Out of 281 consecutive children whose tumors were sequenced at these cancer centers, 83 (29%) received additional clinically relevant information about their tumor—including biomarkers of prognosis, information about germline mutations, and potential therapeutic targets—that were not otherwise identified. Twenty (7%) of these patients received information that made them eligible for different treatment options, showing that routine WGS can provide a substantial benefit to some patients. 

But while the growing feasibility of WGS has provided cancer researchers with plenty of answers, it’s raised several new questions as well. According to Franck Bourdeaut, MD, PhD, of Institut Curie in Paris, seven new cancer predisposition genes have been discovered since the turn of the century, and recently discovered syndromes are less likely to have clear guidelines for monitoring the patients and their close relatives. 

Bourdeaut explained that knowing that a gene predisposes children to cancer is only the first step toward making a difference in the clinic, and that more work is needed to comprehensively characterize what tumor types to expect in predisposed children, when, and in what sequence. This can help caregivers make informed decisions on surveillance.  
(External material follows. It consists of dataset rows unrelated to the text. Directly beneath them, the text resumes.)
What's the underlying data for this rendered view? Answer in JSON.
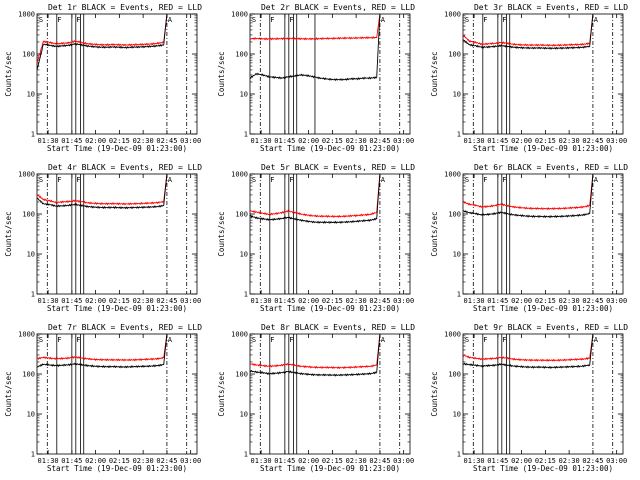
{
  "colors": {
    "events": "#000000",
    "lld": "#ff0000",
    "axes": "#000000",
    "background": "#ffffff"
  },
  "figure": {
    "ylabel": "Counts/sec",
    "xlabel": "Start Time (19-Dec-09 01:23:00)",
    "y_ticks": [
      "1",
      "10",
      "100",
      "1000"
    ],
    "x_ticks": [
      "01:30",
      "01:45",
      "02:00",
      "02:15",
      "02:30",
      "02:45",
      "03:00"
    ]
  },
  "chart_data": [
    {
      "type": "line",
      "title": "Det 1r BLACK = Events, RED = LLD",
      "xlabel": "Start Time (19-Dec-09 01:23:00)",
      "ylabel": "Counts/sec",
      "x_unit": "minutes after 01:23:00",
      "xlim": [
        0,
        101
      ],
      "ylim": [
        1,
        1000
      ],
      "yscale": "log",
      "grid": false,
      "x": [
        0,
        4,
        8,
        12,
        16,
        20,
        24,
        28,
        32,
        36,
        40,
        44,
        48,
        52,
        56,
        60,
        64,
        68,
        72,
        76,
        80,
        82
      ],
      "series": [
        {
          "name": "LLD",
          "color": "#ff0000",
          "values": [
            60,
            205,
            195,
            180,
            185,
            190,
            210,
            195,
            180,
            175,
            170,
            170,
            172,
            170,
            168,
            170,
            172,
            175,
            178,
            185,
            195,
            1000
          ]
        },
        {
          "name": "Events",
          "color": "#000000",
          "values": [
            40,
            175,
            165,
            155,
            160,
            165,
            180,
            168,
            158,
            152,
            148,
            148,
            150,
            148,
            145,
            148,
            150,
            152,
            155,
            160,
            168,
            1000
          ]
        }
      ],
      "vlines_solid": [
        12.5,
        22,
        24.5,
        27.5,
        29.5
      ],
      "vlines_dashed": [
        6.5,
        82,
        94.5
      ],
      "flags": [
        "S",
        "F",
        "F",
        "A"
      ]
    },
    {
      "type": "line",
      "title": "Det 2r BLACK = Events, RED = LLD",
      "xlabel": "Start Time (19-Dec-09 01:23:00)",
      "ylabel": "Counts/sec",
      "x_unit": "minutes after 01:23:00",
      "xlim": [
        0,
        101
      ],
      "ylim": [
        1,
        1000
      ],
      "yscale": "log",
      "grid": false,
      "x": [
        0,
        4,
        8,
        12,
        16,
        20,
        24,
        28,
        32,
        36,
        40,
        44,
        48,
        52,
        56,
        60,
        64,
        68,
        72,
        76,
        80,
        82
      ],
      "series": [
        {
          "name": "LLD",
          "color": "#ff0000",
          "values": [
            240,
            245,
            240,
            238,
            240,
            242,
            245,
            243,
            240,
            238,
            240,
            242,
            245,
            245,
            248,
            250,
            250,
            252,
            255,
            255,
            258,
            1000
          ]
        },
        {
          "name": "Events",
          "color": "#000000",
          "values": [
            25,
            32,
            30,
            27,
            26,
            25,
            27,
            28,
            30,
            29,
            27,
            25,
            24,
            23,
            23,
            23,
            24,
            24,
            25,
            25,
            26,
            1000
          ]
        }
      ],
      "vlines_solid": [
        12.5,
        22,
        24.5,
        27.5,
        29.5,
        41
      ],
      "vlines_dashed": [
        6.5,
        82,
        94.5
      ],
      "flags": [
        "S",
        "F",
        "F",
        "A"
      ]
    },
    {
      "type": "line",
      "title": "Det 3r BLACK = Events, RED = LLD",
      "xlabel": "Start Time (19-Dec-09 01:23:00)",
      "ylabel": "Counts/sec",
      "x_unit": "minutes after 01:23:00",
      "xlim": [
        0,
        101
      ],
      "ylim": [
        1,
        1000
      ],
      "yscale": "log",
      "grid": false,
      "x": [
        0,
        4,
        8,
        12,
        16,
        20,
        24,
        28,
        32,
        36,
        40,
        44,
        48,
        52,
        56,
        60,
        64,
        68,
        72,
        76,
        80,
        82
      ],
      "series": [
        {
          "name": "LLD",
          "color": "#ff0000",
          "values": [
            300,
            210,
            195,
            175,
            180,
            185,
            195,
            185,
            175,
            170,
            168,
            167,
            168,
            166,
            165,
            166,
            168,
            170,
            172,
            175,
            185,
            1000
          ]
        },
        {
          "name": "Events",
          "color": "#000000",
          "values": [
            230,
            170,
            160,
            148,
            150,
            155,
            162,
            155,
            148,
            144,
            142,
            141,
            142,
            140,
            139,
            140,
            141,
            143,
            145,
            148,
            156,
            1000
          ]
        }
      ],
      "vlines_solid": [
        12.5,
        22,
        24.5,
        27.5,
        29.5
      ],
      "vlines_dashed": [
        6.5,
        82,
        94.5
      ],
      "flags": [
        "S",
        "F",
        "F",
        "A"
      ]
    },
    {
      "type": "line",
      "title": "Det 4r BLACK = Events, RED = LLD",
      "xlabel": "Start Time (19-Dec-09 01:23:00)",
      "ylabel": "Counts/sec",
      "x_unit": "minutes after 01:23:00",
      "xlim": [
        0,
        101
      ],
      "ylim": [
        1,
        1000
      ],
      "yscale": "log",
      "grid": false,
      "x": [
        0,
        4,
        8,
        12,
        16,
        20,
        24,
        28,
        32,
        36,
        40,
        44,
        48,
        52,
        56,
        60,
        64,
        68,
        72,
        76,
        80,
        82
      ],
      "series": [
        {
          "name": "LLD",
          "color": "#ff0000",
          "values": [
            310,
            230,
            215,
            195,
            200,
            205,
            215,
            205,
            190,
            185,
            182,
            180,
            182,
            180,
            178,
            180,
            182,
            185,
            188,
            192,
            205,
            1000
          ]
        },
        {
          "name": "Events",
          "color": "#000000",
          "values": [
            250,
            180,
            172,
            158,
            160,
            165,
            172,
            165,
            153,
            149,
            146,
            145,
            146,
            144,
            143,
            145,
            146,
            148,
            150,
            153,
            162,
            1000
          ]
        }
      ],
      "vlines_solid": [
        12.5,
        22,
        24.5,
        27.5,
        29.5
      ],
      "vlines_dashed": [
        6.5,
        82,
        94.5
      ],
      "flags": [
        "S",
        "F",
        "F",
        "A"
      ]
    },
    {
      "type": "line",
      "title": "Det 5r BLACK = Events, RED = LLD",
      "xlabel": "Start Time (19-Dec-09 01:23:00)",
      "ylabel": "Counts/sec",
      "x_unit": "minutes after 01:23:00",
      "xlim": [
        0,
        101
      ],
      "ylim": [
        1,
        1000
      ],
      "yscale": "log",
      "grid": false,
      "x": [
        0,
        4,
        8,
        12,
        16,
        20,
        24,
        28,
        32,
        36,
        40,
        44,
        48,
        52,
        56,
        60,
        64,
        68,
        72,
        76,
        80,
        82
      ],
      "series": [
        {
          "name": "LLD",
          "color": "#ff0000",
          "values": [
            120,
            112,
            105,
            98,
            102,
            108,
            118,
            110,
            100,
            94,
            90,
            88,
            88,
            87,
            87,
            88,
            90,
            92,
            95,
            98,
            110,
            1000
          ]
        },
        {
          "name": "Events",
          "color": "#000000",
          "values": [
            90,
            80,
            76,
            72,
            74,
            77,
            82,
            76,
            70,
            66,
            63,
            62,
            62,
            62,
            62,
            63,
            64,
            66,
            68,
            70,
            76,
            1000
          ]
        }
      ],
      "vlines_solid": [
        12.5,
        22,
        24.5,
        27.5,
        29.5
      ],
      "vlines_dashed": [
        6.5,
        82,
        94.5
      ],
      "flags": [
        "S",
        "F",
        "F",
        "A"
      ]
    },
    {
      "type": "line",
      "title": "Det 6r BLACK = Events, RED = LLD",
      "xlabel": "Start Time (19-Dec-09 01:23:00)",
      "ylabel": "Counts/sec",
      "x_unit": "minutes after 01:23:00",
      "xlim": [
        0,
        101
      ],
      "ylim": [
        1,
        1000
      ],
      "yscale": "log",
      "grid": false,
      "x": [
        0,
        4,
        8,
        12,
        16,
        20,
        24,
        28,
        32,
        36,
        40,
        44,
        48,
        52,
        56,
        60,
        64,
        68,
        72,
        76,
        80,
        82
      ],
      "series": [
        {
          "name": "LLD",
          "color": "#ff0000",
          "values": [
            200,
            175,
            165,
            150,
            155,
            162,
            175,
            162,
            150,
            145,
            140,
            138,
            137,
            136,
            136,
            137,
            139,
            142,
            145,
            150,
            162,
            1000
          ]
        },
        {
          "name": "Events",
          "color": "#000000",
          "values": [
            120,
            108,
            102,
            95,
            98,
            102,
            110,
            102,
            95,
            92,
            89,
            87,
            87,
            86,
            86,
            87,
            88,
            90,
            92,
            95,
            103,
            1000
          ]
        }
      ],
      "vlines_solid": [
        12.5,
        22,
        24.5,
        27.5,
        29.5
      ],
      "vlines_dashed": [
        6.5,
        82,
        94.5
      ],
      "flags": [
        "S",
        "F",
        "F",
        "A"
      ]
    },
    {
      "type": "line",
      "title": "Det 7r BLACK = Events, RED = LLD",
      "xlabel": "Start Time (19-Dec-09 01:23:00)",
      "ylabel": "Counts/sec",
      "x_unit": "minutes after 01:23:00",
      "xlim": [
        0,
        101
      ],
      "ylim": [
        1,
        1000
      ],
      "yscale": "log",
      "grid": false,
      "x": [
        0,
        4,
        8,
        12,
        16,
        20,
        24,
        28,
        32,
        36,
        40,
        44,
        48,
        52,
        56,
        60,
        64,
        68,
        72,
        76,
        80,
        82
      ],
      "series": [
        {
          "name": "LLD",
          "color": "#ff0000",
          "values": [
            240,
            260,
            250,
            240,
            245,
            250,
            265,
            252,
            240,
            232,
            228,
            226,
            226,
            225,
            224,
            225,
            228,
            232,
            236,
            240,
            255,
            1000
          ]
        },
        {
          "name": "Events",
          "color": "#000000",
          "values": [
            150,
            175,
            168,
            162,
            166,
            170,
            180,
            170,
            162,
            157,
            154,
            152,
            153,
            151,
            150,
            152,
            154,
            156,
            158,
            162,
            172,
            1000
          ]
        }
      ],
      "vlines_solid": [
        12.5,
        22,
        24.5,
        27.5,
        29.5
      ],
      "vlines_dashed": [
        6.5,
        82,
        94.5
      ],
      "flags": [
        "S",
        "F",
        "F",
        "A"
      ]
    },
    {
      "type": "line",
      "title": "Det 8r BLACK = Events, RED = LLD",
      "xlabel": "Start Time (19-Dec-09 01:23:00)",
      "ylabel": "Counts/sec",
      "x_unit": "minutes after 01:23:00",
      "xlim": [
        0,
        101
      ],
      "ylim": [
        1,
        1000
      ],
      "yscale": "log",
      "grid": false,
      "x": [
        0,
        4,
        8,
        12,
        16,
        20,
        24,
        28,
        32,
        36,
        40,
        44,
        48,
        52,
        56,
        60,
        64,
        68,
        72,
        76,
        80,
        82
      ],
      "series": [
        {
          "name": "LLD",
          "color": "#ff0000",
          "values": [
            180,
            168,
            162,
            156,
            160,
            166,
            178,
            166,
            156,
            152,
            148,
            146,
            146,
            145,
            144,
            145,
            147,
            150,
            153,
            156,
            168,
            1000
          ]
        },
        {
          "name": "Events",
          "color": "#000000",
          "values": [
            120,
            112,
            108,
            102,
            104,
            108,
            116,
            108,
            102,
            99,
            96,
            95,
            95,
            94,
            94,
            95,
            96,
            98,
            100,
            102,
            110,
            1000
          ]
        }
      ],
      "vlines_solid": [
        12.5,
        22,
        24.5,
        27.5,
        29.5
      ],
      "vlines_dashed": [
        6.5,
        82,
        94.5
      ],
      "flags": [
        "S",
        "F",
        "F",
        "A"
      ]
    },
    {
      "type": "line",
      "title": "Det 9r BLACK = Events, RED = LLD",
      "xlabel": "Start Time (19-Dec-09 01:23:00)",
      "ylabel": "Counts/sec",
      "x_unit": "minutes after 01:23:00",
      "xlim": [
        0,
        101
      ],
      "ylim": [
        1,
        1000
      ],
      "yscale": "log",
      "grid": false,
      "x": [
        0,
        4,
        8,
        12,
        16,
        20,
        24,
        28,
        32,
        36,
        40,
        44,
        48,
        52,
        56,
        60,
        64,
        68,
        72,
        76,
        80,
        82
      ],
      "series": [
        {
          "name": "LLD",
          "color": "#ff0000",
          "values": [
            300,
            260,
            248,
            235,
            240,
            246,
            262,
            248,
            235,
            228,
            224,
            222,
            222,
            221,
            220,
            221,
            224,
            228,
            232,
            236,
            250,
            1000
          ]
        },
        {
          "name": "Events",
          "color": "#000000",
          "values": [
            180,
            172,
            165,
            158,
            162,
            166,
            176,
            166,
            158,
            153,
            150,
            148,
            149,
            147,
            146,
            148,
            150,
            152,
            154,
            158,
            168,
            1000
          ]
        }
      ],
      "vlines_solid": [
        12.5,
        22,
        24.5,
        27.5,
        29.5
      ],
      "vlines_dashed": [
        6.5,
        82,
        94.5
      ],
      "flags": [
        "S",
        "F",
        "F",
        "A"
      ]
    }
  ]
}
Further, by studying families that carry the relevant mutation, researchers can determine the penetrance of the predisposition syndrome, or the proportion of people with the mutation who may eventually develop cancer. This can help inform screening guidelines for the patient’s siblings that properly weigh the benefits against the potential emotional and financial costs. Bourdeaut also stressed the importance of regular reevaluation of established guidelines based on feedback from patients and their families.